A mente religiosa e o correto estado de relação
[...] Para mim, o mais importante na vida é termos uma mente religiosa, porque, então, tudo o mais entra no correto estado de relação — tudo; ocupações, saúde, casamento, sexo, amor, e os inumeráveis problemas e tribulações que a vida nos oferece — tudo é compreendido. A mente religiosa não é uma coisa facilmente alcançável, mediante a leitura de uns poucos livros, a audição de uma série de palestras, ou pelo nos exercitarmos para uma certa postura. Mas, eu acho que nós precisamos de uma mente assim, e Oxalá possamos encontrá-la no decorrer destas palestras — não deliberadamente, não mediante qualquer espécie de cultivo, ou pelo desenvolvimento de certa capacidade, mas encontrá-la "no escuro", inesperadamente, sem o sentirmos.
A mente, que inclui tanto o consciente como o inconsciente, é, como já observamos, um vasto campo de contradição. Está toda envolvida em ingente luta, dilacerada por muitos conflitos, batalhas, choques do desejo; e, em tais condições, a mente não tem possibilidade de compreender o que significa ser religioso. O que quer que faça — se vai à igreja, se lê livros sagrados, ou se executa qualquer das demais coisas que costumamos fazer, em nossas pueris tentativas para descobrir se há Deus, se há vida futura, etc. — essa mente nunca encontrará aquele extraordinário estado religioso. Eis porque acho tão importante, principalmente durante estas três semanas, que estejamos profundamente apercebidos deste campo interior de conflito. Parece-me que são raros os que estão perfeitamente apercebidos desta batalha incessante que se trava continuamente dentro de cada um de nós; e, como estive mostrando outro dia, o importante não é o que cumpre fazer em relação a isso, porém o importante é que o vejamos, porque o próprio ato de ver a coisa é libertador.
Desejo, pois, nesta manhã, apreciar o fato relativo ao conflito e à degeneração — pois os dois andam juntos, não são separados. Onde há conflito, consciente ou inconsciente, profundo ou superficial, ele destrói a sensibilidade, a sutileza, a agilidade da mente. O conflito produz embotamento, insensibilidade. Por conflito entendo "ter problemas"; e, para estarmos livres de conflito, de contradições, temos, por certo, de compreender essa coisa que se chama "consciência", "mente" — a coisa que somos.

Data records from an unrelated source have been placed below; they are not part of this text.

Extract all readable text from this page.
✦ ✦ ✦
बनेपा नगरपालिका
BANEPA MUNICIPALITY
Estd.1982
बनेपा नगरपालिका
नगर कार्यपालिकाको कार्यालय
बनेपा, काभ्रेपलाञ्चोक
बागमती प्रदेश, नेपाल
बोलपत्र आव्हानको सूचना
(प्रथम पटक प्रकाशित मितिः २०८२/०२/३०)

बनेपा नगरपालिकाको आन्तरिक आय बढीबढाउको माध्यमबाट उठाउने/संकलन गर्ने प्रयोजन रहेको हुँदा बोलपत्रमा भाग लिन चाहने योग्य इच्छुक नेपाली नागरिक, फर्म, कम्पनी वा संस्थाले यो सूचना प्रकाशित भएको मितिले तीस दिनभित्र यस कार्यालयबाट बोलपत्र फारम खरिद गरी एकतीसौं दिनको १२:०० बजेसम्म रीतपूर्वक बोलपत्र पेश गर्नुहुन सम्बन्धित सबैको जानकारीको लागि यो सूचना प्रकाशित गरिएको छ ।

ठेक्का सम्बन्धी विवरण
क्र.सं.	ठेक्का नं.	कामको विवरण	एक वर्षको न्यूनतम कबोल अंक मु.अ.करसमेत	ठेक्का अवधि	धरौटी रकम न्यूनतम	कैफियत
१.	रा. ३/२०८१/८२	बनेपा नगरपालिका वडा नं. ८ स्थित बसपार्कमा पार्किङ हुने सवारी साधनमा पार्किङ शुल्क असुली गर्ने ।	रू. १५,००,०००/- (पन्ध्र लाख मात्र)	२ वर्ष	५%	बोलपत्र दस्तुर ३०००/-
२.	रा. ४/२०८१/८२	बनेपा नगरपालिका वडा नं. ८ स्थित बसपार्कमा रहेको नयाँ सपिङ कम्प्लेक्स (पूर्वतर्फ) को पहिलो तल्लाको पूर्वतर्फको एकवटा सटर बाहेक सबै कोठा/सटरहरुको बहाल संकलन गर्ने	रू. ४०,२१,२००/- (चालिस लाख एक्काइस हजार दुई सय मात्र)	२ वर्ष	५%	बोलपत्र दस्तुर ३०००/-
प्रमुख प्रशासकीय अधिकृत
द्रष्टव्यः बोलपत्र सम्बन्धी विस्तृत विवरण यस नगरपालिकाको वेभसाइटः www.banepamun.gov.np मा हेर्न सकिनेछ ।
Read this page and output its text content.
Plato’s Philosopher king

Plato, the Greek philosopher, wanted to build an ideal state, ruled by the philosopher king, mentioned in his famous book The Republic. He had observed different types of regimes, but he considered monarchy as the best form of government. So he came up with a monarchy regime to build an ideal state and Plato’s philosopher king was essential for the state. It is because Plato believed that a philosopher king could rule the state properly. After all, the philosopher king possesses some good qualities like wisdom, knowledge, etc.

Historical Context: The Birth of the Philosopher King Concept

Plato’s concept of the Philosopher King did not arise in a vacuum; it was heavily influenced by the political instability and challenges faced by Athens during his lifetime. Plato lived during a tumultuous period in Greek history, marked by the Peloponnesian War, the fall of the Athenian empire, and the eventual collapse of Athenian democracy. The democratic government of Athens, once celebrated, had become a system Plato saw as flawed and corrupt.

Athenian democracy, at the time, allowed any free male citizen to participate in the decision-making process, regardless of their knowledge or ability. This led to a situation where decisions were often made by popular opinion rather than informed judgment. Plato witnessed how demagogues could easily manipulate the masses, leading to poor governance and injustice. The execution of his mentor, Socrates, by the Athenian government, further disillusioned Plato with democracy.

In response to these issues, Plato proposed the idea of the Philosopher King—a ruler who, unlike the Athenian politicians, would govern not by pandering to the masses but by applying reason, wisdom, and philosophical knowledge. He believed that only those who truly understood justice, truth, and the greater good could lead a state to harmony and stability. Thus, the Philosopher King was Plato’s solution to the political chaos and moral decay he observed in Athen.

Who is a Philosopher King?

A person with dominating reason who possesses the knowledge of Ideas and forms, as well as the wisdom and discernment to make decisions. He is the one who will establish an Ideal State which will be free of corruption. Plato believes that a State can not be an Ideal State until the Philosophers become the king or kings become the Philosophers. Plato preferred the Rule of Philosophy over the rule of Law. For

Vou examinar isso, não teórica, abstratamente ou de maneira explicativa, mas examiná-lo — assim espero — com vossa cooperação. Isto é, vós e eu iremos "viajar" juntos; não ireis apenas escutar-me, porém, no próprio ato de escutar, observar o mecanismo de vossa própria consciência.
Como sabeis, há duas maneiras de olhar uma coisa. Ou a olhamos, porque nos disseram que devemos olhar e o que devemos procurar; ou olhamos porque desejamos descobrir, e, assim, pomo-nos a caminho para descobrir. Quando sentis fome, tratais de comer, ninguém precisa dizer-vos nada. Mas, o dizerem-vos que deveis comer e o sentirdes fome são duas coisas inteiramente diferentes. Este ponto, pois, nos deve ficar bem claro. Não estou dizendo que deveis olhar ou o que deveis procurar, mas vamos olhar juntos, e juntos vamos descobrir. Isso será para cada um de nós uma experiência "de primeira mão", porque nenhum de nós está dirigindo o outro. Espero que isto esteja claro.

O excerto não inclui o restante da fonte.